Der Ort der Umsätze gem. § 3 Abs. 9a UStG lag gem. § 3f UStG i. d. F. vor dem 13.12.2019 an dem Ort, von dem aus der Unternehmer sein Unternehmen betreibt.[1] Wird die Leistung von einer Betriebsstätte ausgeführt, galt die Betriebsstätte als Ort der Leistung. § 3f UStG hat keine eindeutige EU-rechtliche Grundlage, sodass nicht sicher ist, ob die durch § 3f UStG geregelte territoriale Steuerbarkeit das Steuersubstrat dem richtigen Fiskus zuweist.

 

Rz. 52a

§ 3f UStG hatte keine unionsrechtliche Grundlage und war deshalb seit seiner Schaffung zum 1.4.1999 umstritten. Deshalb wurde er durch Art. 11 i. V. m. Art. 39 Abs. 1 des Gesetzes vom 12.12.2019[2] mWv 13.12.2019 ersatzlos aufgehoben. Seither gelten die Vorschriften zum Ort entgeltlicher sonstiger Leistungen ohne Einschränkung auch für die den entgeltlichen Leistungen gleichgestellten unentgeltlichen Wertabgaben gem. § 3 Abs. 9a UStG.

 

Rz. 52b

Das FG des Saarlandes hat dem EuGH mit Beschluss v. 18.3.2019[3] die Frage vorgelegt, ob es sich bei der Fahrzeugüberlassung ohne besonders berechnetes Entgelt durch einen Arbeitgeber an seine Arbeitnehmer um einen entgeltlichen oder einen unentgeltlichen Umsatz handelt. Damit ist zugleich die Frage aufgeworfen, wo sich der Ort dieses Umsatzes befindet.

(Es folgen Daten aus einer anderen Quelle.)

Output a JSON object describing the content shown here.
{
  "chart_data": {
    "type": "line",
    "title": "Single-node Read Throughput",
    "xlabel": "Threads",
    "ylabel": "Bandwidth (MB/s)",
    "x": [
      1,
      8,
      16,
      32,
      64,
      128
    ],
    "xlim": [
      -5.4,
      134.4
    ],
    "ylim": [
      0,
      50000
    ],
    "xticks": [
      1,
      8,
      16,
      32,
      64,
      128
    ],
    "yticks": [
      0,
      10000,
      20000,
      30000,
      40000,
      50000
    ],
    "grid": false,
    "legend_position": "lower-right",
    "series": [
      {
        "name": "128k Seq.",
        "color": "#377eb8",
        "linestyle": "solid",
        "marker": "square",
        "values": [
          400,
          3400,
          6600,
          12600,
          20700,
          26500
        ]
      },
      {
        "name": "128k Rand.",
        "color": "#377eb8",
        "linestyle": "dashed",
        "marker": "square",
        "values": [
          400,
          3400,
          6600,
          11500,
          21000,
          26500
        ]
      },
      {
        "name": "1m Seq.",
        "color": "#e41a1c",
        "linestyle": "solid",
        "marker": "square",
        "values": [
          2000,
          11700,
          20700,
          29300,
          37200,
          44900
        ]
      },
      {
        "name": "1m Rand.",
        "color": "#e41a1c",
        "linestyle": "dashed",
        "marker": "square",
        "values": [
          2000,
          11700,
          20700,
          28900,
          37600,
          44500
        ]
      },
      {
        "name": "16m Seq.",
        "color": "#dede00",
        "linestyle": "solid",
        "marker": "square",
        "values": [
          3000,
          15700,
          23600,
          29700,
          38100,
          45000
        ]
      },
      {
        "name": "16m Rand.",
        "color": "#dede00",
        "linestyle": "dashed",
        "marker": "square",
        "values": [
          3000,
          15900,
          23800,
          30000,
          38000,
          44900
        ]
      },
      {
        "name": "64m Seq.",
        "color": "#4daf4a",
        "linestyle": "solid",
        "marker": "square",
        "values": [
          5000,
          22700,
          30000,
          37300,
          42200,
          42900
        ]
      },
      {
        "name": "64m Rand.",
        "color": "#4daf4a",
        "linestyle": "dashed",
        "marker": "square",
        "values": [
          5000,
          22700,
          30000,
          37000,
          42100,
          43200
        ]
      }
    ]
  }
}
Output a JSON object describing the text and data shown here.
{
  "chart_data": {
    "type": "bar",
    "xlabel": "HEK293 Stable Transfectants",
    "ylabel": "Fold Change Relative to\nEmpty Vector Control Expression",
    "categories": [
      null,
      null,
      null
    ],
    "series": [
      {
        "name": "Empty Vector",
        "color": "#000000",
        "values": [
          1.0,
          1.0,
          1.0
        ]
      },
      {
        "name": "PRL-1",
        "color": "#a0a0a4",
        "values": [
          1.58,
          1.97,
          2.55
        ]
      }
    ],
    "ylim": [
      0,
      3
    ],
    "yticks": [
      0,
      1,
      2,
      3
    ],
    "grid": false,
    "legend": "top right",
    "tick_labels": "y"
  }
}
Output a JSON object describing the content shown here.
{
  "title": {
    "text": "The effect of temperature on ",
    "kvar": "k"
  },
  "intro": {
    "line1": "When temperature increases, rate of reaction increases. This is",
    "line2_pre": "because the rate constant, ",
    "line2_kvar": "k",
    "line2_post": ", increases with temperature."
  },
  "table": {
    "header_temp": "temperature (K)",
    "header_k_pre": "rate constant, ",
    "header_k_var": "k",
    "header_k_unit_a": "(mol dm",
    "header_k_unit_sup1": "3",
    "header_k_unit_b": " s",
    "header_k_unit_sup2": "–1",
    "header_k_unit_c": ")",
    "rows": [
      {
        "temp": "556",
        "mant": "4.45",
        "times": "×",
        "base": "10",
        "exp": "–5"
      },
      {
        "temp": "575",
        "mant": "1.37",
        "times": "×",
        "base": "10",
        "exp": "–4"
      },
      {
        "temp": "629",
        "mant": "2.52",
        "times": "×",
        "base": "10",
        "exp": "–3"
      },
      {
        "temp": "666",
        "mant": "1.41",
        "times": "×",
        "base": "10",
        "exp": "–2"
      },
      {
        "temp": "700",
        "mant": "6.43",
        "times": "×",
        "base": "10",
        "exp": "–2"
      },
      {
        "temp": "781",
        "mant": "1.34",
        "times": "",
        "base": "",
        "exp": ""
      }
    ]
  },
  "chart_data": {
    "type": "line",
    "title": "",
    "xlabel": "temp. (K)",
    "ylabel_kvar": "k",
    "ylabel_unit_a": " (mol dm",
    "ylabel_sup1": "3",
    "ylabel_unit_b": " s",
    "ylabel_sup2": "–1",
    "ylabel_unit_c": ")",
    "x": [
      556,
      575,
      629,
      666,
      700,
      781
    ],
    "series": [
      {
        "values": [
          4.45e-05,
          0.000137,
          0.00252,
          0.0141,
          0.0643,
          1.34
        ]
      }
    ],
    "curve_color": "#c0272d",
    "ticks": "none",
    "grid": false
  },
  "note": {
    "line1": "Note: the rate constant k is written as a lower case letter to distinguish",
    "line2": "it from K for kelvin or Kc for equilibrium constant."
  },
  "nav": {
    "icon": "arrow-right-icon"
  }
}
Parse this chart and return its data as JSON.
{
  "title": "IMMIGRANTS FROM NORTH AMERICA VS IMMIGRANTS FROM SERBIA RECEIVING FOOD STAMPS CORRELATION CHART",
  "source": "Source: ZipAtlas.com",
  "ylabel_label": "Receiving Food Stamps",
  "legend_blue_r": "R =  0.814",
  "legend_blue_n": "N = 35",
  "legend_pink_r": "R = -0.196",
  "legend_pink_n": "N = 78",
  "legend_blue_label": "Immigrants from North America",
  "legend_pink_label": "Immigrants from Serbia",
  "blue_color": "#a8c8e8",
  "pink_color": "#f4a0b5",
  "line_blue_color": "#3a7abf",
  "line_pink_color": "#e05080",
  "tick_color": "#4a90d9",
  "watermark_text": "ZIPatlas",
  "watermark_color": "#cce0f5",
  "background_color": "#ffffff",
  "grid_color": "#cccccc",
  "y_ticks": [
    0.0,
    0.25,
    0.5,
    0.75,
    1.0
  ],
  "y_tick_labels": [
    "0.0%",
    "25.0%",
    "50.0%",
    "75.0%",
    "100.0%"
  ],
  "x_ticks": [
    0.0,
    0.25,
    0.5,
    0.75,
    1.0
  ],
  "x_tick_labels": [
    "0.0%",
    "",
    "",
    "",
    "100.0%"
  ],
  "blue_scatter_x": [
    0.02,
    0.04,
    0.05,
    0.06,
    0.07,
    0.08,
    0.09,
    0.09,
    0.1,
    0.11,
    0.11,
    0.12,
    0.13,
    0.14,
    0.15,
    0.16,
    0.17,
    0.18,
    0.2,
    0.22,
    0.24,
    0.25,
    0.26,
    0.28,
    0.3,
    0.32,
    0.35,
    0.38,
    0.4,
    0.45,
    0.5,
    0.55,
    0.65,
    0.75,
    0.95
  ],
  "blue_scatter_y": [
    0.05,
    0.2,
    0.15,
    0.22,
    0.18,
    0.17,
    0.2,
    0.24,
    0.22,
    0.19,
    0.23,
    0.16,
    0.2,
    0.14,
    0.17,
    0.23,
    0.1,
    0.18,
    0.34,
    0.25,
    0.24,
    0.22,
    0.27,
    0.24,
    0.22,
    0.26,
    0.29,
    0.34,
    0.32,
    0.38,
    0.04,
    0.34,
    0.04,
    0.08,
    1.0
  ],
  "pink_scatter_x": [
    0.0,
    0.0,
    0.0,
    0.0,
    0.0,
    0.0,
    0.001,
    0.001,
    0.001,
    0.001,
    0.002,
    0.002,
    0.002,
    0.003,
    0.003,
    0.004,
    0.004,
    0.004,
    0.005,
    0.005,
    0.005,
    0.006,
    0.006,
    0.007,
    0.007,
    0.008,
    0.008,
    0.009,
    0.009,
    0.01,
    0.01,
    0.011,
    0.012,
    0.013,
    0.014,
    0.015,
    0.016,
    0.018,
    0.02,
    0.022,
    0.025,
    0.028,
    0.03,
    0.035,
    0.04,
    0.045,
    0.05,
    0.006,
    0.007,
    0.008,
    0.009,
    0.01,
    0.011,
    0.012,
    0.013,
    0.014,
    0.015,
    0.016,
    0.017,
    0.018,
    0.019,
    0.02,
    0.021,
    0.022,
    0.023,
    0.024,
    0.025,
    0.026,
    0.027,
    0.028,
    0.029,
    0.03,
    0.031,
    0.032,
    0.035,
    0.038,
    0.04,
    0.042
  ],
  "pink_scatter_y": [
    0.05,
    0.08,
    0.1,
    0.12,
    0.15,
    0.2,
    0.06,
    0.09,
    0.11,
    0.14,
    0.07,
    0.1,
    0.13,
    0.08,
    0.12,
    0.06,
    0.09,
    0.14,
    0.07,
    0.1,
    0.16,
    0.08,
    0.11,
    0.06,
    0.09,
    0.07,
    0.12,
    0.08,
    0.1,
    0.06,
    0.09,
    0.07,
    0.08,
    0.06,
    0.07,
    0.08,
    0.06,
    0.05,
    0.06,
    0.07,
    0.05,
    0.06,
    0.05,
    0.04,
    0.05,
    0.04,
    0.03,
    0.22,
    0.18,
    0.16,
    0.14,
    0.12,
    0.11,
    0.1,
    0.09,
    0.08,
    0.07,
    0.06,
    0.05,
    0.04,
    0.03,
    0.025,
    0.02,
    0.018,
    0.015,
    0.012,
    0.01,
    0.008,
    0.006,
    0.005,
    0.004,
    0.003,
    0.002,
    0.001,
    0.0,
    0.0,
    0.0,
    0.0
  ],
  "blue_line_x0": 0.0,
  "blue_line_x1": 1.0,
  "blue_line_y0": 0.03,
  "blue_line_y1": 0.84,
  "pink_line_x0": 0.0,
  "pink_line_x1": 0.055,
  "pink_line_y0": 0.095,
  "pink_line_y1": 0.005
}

Dazu muss zuerst entschieden werden, ob eine einer entgeltlichen Fahrzeugvermietung gleichgestellte Überlassung vorliegt – dann greift § 3a Abs. 3 Nr. 2 UStG, d. h. der Ort liegt am Wohnsitz des Arbeitnehmers – oder ob es sich um eine Leistung gem. § 3 Abs. 9a Nr. 1 UStG (Überlassung eines vom Unternehmer mit Vorsteuerabzug erworbenen Fahrzeugs) oder gem. § 3 Abs. 9a Nr. 2 UStG (Überlassung eines gemieteten oder geleasten Fahrzeugs) handelt, dann liegt der Ort am Sitz des Arbeitgebers.

 

Rz. 52c

Das FG des Saarlandes will – abweichend von der Verwaltungsauffassung in Abschn. 15.23 Abs. 8 und 9 UStAE und dem BFH-Urteil vom 5.6.2014[4] – in der Fahrzeugüberlassung keine langfristige Vermietung sehen, für die die anteilige Arbeitsleistung das Entgelt ist. Stattdessen favorisiert das FG unter Bezugnahme auf das EuGH-Urteil vom 18.7.2013[5] die Vorstellung, dass keine entgeltliche Leistung vorliegt und es sich auch nicht um eine fiktive Vermietung von Beförderungsmitteln handelt. Dann wäre § 3 Abs. 9a UStG einschlägig.[6]

 

Rz. 52d

Der EuGH im Urteil v. 20.1.2021[7] ist dem FG Saarbrücken nicht gefolgt und hat entschieden, dass es darauf ankommt, ob die Fahrzeugüberlassung eine Dienstleistung gegen Entgelt i. S. v. Art. 2 Abs. 1 Buchst. c i. V. m. Art. 56 Abs. 2 Unterabs. 1 MwStSystRL darstellt. Das bejaht der EuGH – nicht überraschend –, wenn der Arbeitnehmer einen Mietzins für die vereinbarte Dauer von mehr als 30 Tagen bezahlt und dafür das Recht erhält, das Fahrzeug auch für private Zwecke zu benutzen und andere davon auszuschließen. Das bedeutet aber auch, dass die kostenfreie Nutzung eines dem Unternehmen zugeordneten Gegenstandes kein einer Dienstleistung gegen Entgelt gem. Art. 26 Abs. 1 Buchst. a MwStSystRL gleichgestellter Umsatz sein kann.

 

Rz. 53

Fehlt es an einer Dienstleistung gegen Entgelt, kommt es auf die Frage des Orts der Leistung nicht an. Anders ist es bei gem. § 3 Abs. 9a UStG steuerbaren Vorgängen.

 
Praxis-Beispiel

Der selbstständige Rechtsanwalt R in Freiburg hat ein Ferienhaus in der Toskana, das er an Dritte vermietet. Drei Wochen im Jahr macht er selbst Urlaub in diesem Haus.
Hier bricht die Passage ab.